Honestly I read (or rather, listen to) a lot of books already by getting the epubs onto my phone then using a very basic TTS to read it out. Yes, they're definitely not as lifelike as even the most common AI TTS systems but they're good enough to listen to at high speed. Moon+ Reader is pretty good for Android, not sure about iOS.

fatesblind

its watermarked

mianos

It's open source. It's not in the model. The watermark function is added to show you how to use it. You can just remove it.

``` watermarked_wav = self.watermarker.apply_watermarl(... ```

pinter69

I consult a company in the space (not resemble) and I can definitely say it can narrate a book

wsintra2022

A year ago for fun I gave a friend a Carl Rogers therapy audiobook, for fun I made an Attenbrough esque reading and it was pretty good over a year ago so should be better now.

philipkiely

Example implementation with sample inference code + voice cloning example:

https://github.com/basetenlabs/truss-examples/tree/main/chat...

Still working on streaming

tevon

I just tested it out locally, really excellent quality, the server was easy to set up and well documented.

I'd love to get to real-time generation if that's in the pipeline?

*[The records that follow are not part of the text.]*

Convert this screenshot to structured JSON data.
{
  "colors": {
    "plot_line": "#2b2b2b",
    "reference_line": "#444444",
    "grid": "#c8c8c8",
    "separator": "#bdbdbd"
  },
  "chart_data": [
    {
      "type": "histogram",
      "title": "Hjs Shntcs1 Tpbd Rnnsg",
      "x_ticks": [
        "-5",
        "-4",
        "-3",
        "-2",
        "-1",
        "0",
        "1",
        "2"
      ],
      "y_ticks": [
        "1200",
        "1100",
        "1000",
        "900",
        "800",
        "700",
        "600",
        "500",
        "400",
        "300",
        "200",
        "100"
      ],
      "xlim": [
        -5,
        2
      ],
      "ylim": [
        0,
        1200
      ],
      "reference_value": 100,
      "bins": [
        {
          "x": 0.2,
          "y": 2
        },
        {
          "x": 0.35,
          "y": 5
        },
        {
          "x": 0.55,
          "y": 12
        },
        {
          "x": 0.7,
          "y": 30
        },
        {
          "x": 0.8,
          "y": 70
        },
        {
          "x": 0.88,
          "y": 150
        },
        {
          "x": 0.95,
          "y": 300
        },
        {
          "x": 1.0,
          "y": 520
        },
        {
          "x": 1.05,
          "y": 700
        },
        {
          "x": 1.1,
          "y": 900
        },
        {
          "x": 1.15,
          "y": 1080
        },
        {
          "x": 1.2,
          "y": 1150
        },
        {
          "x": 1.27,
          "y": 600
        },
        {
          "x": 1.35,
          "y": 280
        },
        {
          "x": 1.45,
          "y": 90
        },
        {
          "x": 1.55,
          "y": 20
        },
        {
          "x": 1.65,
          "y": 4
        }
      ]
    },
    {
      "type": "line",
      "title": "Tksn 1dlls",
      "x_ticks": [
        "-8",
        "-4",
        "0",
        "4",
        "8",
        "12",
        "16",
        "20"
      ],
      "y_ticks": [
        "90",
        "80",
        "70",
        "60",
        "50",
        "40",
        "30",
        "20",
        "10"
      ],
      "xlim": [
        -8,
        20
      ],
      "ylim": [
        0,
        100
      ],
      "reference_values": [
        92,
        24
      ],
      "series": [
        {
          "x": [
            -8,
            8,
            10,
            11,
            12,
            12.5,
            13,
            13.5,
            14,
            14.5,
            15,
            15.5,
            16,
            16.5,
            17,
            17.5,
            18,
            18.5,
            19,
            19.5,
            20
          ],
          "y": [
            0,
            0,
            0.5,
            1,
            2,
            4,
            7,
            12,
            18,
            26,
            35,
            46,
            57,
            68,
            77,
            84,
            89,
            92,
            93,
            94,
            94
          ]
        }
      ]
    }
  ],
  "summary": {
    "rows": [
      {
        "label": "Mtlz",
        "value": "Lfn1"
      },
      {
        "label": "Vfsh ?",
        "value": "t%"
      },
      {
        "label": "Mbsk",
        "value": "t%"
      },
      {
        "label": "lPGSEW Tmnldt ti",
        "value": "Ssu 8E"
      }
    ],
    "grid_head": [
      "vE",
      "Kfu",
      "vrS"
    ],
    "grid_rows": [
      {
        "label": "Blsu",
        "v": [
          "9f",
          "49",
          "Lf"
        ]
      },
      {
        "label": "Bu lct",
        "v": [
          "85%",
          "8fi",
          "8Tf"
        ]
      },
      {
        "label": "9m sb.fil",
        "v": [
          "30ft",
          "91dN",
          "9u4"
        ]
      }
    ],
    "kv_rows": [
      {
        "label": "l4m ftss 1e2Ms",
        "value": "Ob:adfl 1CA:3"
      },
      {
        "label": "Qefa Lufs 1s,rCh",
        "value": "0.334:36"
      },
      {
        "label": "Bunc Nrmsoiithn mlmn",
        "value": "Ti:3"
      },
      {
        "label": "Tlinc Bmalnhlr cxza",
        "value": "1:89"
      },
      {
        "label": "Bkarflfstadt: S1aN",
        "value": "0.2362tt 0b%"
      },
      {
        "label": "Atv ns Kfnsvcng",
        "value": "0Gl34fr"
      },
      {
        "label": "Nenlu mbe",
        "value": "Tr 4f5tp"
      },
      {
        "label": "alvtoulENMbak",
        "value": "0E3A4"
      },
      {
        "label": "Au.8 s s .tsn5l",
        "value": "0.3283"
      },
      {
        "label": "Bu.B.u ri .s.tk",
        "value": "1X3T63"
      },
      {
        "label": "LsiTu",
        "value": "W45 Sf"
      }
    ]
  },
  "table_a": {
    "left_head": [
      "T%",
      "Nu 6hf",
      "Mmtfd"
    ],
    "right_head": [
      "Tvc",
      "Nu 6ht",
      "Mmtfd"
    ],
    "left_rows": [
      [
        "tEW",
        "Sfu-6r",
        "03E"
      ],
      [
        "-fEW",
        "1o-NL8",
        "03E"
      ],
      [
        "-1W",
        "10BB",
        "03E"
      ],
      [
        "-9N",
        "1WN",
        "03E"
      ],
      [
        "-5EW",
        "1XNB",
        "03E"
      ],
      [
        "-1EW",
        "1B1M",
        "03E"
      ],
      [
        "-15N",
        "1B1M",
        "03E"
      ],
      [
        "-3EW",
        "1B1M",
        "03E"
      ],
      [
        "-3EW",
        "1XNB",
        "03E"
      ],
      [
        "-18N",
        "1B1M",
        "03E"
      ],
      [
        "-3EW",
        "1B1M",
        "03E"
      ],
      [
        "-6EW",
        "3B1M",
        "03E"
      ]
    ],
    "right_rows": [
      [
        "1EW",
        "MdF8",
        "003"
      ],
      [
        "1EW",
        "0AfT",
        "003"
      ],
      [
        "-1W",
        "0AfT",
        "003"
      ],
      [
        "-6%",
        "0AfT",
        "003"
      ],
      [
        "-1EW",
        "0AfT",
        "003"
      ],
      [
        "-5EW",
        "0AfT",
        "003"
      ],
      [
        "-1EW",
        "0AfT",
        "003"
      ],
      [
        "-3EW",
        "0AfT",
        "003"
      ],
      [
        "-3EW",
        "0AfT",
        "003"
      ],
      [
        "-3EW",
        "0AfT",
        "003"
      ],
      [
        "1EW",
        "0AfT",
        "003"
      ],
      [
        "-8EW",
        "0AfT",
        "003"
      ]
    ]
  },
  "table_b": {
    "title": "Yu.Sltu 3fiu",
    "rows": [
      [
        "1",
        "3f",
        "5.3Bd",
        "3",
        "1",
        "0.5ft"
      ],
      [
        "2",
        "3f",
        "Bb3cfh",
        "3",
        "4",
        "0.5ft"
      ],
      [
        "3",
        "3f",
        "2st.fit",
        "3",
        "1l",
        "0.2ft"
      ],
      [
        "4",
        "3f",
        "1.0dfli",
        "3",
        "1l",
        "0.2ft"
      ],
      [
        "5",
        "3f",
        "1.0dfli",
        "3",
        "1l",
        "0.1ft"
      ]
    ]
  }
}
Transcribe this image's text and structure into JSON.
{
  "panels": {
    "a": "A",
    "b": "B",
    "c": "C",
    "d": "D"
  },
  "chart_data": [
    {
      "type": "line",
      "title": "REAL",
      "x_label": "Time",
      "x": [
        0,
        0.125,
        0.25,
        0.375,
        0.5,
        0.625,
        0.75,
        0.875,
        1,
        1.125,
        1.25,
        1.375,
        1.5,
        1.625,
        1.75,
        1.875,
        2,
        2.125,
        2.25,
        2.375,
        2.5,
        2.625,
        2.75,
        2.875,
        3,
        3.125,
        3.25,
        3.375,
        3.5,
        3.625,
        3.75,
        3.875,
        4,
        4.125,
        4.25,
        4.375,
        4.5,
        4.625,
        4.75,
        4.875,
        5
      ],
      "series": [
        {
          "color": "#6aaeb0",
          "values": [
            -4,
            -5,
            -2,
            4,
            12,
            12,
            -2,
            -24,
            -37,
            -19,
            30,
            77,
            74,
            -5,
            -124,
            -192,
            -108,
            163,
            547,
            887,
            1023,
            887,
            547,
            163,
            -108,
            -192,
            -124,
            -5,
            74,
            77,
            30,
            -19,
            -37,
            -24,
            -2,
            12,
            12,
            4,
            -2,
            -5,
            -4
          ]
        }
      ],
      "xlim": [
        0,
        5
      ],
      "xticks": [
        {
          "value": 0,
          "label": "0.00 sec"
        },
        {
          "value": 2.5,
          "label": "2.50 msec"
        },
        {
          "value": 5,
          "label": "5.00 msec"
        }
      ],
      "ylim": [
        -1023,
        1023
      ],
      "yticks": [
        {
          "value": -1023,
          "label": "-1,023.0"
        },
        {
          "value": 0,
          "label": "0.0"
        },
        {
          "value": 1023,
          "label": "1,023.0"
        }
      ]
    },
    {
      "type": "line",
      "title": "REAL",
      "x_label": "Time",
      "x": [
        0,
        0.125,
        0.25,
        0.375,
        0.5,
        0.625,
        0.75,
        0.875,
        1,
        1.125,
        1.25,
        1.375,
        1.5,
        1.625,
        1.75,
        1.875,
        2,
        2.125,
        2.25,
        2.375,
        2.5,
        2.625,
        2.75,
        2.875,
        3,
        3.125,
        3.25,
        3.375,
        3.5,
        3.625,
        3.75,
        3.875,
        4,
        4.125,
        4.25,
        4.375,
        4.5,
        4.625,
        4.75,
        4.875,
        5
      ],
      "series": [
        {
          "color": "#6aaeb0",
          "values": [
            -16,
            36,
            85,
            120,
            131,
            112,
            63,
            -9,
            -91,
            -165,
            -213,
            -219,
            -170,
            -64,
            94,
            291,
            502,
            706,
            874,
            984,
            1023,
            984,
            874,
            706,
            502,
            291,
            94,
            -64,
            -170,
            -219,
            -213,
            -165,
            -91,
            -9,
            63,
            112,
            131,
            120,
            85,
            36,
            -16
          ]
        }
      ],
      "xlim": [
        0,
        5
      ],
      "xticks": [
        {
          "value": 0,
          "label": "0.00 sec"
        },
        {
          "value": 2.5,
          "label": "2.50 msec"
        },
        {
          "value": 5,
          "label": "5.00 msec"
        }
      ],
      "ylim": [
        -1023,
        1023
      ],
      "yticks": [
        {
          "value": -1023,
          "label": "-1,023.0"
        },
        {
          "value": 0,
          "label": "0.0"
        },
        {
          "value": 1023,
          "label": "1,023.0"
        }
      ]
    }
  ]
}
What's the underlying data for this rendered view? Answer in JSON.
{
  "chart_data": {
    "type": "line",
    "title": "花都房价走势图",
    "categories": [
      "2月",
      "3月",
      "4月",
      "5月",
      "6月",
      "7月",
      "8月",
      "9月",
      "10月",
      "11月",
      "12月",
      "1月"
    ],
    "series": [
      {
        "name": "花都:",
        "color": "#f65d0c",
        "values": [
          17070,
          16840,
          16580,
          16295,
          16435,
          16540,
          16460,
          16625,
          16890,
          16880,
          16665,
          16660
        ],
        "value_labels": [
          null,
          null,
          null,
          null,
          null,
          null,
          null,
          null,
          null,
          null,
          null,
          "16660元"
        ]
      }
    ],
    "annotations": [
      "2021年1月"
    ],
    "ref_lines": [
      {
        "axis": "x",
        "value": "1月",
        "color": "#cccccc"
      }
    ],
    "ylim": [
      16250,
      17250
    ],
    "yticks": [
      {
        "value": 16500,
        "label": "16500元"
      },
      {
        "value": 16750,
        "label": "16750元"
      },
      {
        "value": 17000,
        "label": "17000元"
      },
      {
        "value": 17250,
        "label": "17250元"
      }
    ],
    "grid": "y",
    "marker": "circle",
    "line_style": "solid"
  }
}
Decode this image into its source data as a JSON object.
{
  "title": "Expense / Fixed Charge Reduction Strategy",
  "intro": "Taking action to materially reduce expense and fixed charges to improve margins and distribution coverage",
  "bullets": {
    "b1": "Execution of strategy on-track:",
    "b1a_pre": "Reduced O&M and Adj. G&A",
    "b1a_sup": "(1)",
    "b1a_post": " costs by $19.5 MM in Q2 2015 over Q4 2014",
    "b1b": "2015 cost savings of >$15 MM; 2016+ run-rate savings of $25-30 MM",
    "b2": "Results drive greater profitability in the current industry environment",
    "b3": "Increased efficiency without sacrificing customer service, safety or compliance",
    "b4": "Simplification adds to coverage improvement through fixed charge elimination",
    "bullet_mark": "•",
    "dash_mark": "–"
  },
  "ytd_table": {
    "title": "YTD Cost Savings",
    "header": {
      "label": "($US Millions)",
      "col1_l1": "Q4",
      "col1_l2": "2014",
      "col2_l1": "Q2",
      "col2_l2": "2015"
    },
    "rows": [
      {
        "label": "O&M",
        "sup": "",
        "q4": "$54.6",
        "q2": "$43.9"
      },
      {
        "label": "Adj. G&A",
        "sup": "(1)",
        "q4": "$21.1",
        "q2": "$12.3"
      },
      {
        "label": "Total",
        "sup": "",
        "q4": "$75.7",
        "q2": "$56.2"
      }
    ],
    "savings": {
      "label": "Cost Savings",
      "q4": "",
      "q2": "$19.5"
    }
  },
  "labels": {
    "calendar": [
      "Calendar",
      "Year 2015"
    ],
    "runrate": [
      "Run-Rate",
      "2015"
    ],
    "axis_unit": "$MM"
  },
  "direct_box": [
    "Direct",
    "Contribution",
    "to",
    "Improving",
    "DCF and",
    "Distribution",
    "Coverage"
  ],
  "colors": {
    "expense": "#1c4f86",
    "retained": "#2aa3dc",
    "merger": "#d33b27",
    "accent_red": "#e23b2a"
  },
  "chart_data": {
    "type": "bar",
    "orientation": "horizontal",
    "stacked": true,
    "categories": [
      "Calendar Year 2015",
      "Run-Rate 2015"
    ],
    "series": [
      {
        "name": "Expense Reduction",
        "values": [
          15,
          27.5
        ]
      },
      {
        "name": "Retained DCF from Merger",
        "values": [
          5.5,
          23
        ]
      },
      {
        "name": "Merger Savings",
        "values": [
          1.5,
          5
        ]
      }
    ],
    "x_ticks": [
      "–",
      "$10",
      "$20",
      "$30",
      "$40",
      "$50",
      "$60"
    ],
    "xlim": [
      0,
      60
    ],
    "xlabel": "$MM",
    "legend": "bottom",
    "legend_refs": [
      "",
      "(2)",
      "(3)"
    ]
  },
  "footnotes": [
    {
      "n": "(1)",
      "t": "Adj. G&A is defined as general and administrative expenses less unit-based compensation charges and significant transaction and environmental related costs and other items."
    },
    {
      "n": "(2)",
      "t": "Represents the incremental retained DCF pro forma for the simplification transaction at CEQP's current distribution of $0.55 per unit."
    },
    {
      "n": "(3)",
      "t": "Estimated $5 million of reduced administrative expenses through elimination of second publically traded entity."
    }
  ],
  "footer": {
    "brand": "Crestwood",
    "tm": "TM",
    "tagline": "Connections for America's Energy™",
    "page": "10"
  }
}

Would like to use it along with Home Assistant.

audiala

What is the current state of the art for open source multilingual TTS? I have found Kokoro to be great as English as well, but am still searching for a good solution for French, Japanese, German...

barrell

I’ve also been looking for this. OpenVoice2 supports a few languages (5 IIRC), but I haven’t seen anything usable yet

ojw0816

Looks good! What is the difference between the open-source version and the priced version?